S’il perd les prochaines élections, quittera-t-il son poste ? Le joker dans le lot est la police militaire. Déjà à l’approche des manifestations d’hier, on craignait que la police ne se mutine. Les forces de police actives sont interdites par la loi de toute manifestation politique. Ils peuvent voter, mais il leur est strictement interdit de prendre part à une manifestation ou de lui apporter un soutien vocal.

Ces dernières semaines, plusieurs commandants de réserve et de la police militaire à la retraite ont fait des déclarations en faveur des manifestations et de Bolsonaro. Un ancien commandant de la police de São Paulo – qui avait déjà fait la une des journaux en affirmant que le maintien de l’ordre devait être différent à Jardins, un quartier huppé de São Paulo, par rapport à la périphérie – a appelé les vétérans de la police à se manifester le 7 septembre. Plusieurs autres personnes ont publié des messages sur les médias sociaux, appelant les gens à descendre dans la rue pour défendre Bolsonaro ou « combattre le communisme ».

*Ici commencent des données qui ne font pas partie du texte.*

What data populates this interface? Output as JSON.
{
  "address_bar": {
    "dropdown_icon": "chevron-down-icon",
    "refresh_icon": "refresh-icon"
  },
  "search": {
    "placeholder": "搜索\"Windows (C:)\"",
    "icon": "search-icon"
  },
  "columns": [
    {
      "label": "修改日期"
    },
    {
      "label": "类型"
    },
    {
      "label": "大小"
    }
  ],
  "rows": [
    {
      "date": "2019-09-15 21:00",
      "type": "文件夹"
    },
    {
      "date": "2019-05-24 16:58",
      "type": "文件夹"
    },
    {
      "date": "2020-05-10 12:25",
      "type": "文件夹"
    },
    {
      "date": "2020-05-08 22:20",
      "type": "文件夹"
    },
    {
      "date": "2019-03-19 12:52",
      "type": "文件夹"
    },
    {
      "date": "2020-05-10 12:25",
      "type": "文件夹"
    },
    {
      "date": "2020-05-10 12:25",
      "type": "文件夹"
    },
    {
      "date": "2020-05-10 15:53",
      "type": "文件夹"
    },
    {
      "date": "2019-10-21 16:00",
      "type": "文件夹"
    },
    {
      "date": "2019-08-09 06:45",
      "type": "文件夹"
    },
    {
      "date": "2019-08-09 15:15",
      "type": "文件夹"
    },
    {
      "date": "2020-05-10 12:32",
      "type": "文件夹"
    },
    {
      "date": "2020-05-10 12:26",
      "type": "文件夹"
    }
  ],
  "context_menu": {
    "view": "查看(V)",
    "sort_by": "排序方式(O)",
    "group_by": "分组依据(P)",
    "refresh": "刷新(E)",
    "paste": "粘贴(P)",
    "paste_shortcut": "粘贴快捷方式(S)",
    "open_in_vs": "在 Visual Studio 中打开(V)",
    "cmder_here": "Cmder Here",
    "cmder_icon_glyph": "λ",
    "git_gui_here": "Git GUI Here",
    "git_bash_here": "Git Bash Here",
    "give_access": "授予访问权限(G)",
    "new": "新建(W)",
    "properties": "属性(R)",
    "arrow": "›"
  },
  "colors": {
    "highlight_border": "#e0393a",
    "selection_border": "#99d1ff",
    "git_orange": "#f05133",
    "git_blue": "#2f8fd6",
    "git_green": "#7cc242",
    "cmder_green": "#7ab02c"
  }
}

Ce qui est inquiétant pour Bolsonaro, c’est que la mise en accusation commence à devenir plus probable. Il a acheté le soutien du Congrès en offrant à une masse de partis de droite connus sous le nom de Centrão des bureaux et des fonds. Il est dans leur poche. Mais comme les marchés se méfient de plus en plus de l’instabilité politique – et que les réformes néolibérales ne semblent pas être une priorité présidentielle – des pressions pourraient être exercées sur les différents partis de centre et de droite pour se débarrasser de lui. Dans les heures qui ont suivi les manifestations du 7 septembre, plusieurs de ces partis ont annoncé qu’ils se réunissaient pour discuter de la destitution.

Si cela devait se faire, cela aurait l’avantage supplémentaire, à leurs yeux, d’ouvrir la voie à un candidat de « troisième voie ». Jusqu’à présent, aucun candidat de la droite dominante n’a réussi à obtenir des résultats à deux chiffres, l’électorat étant polarisé entre Bolsonaro et Lula. Mettre Bolsonaro hors-jeu ouvrirait la voie à une figure de centre-droit plus traditionnelle pour tenter de reconquérir les électeurs qui ont été perdus par la poussée de l’extrême droite en 2018.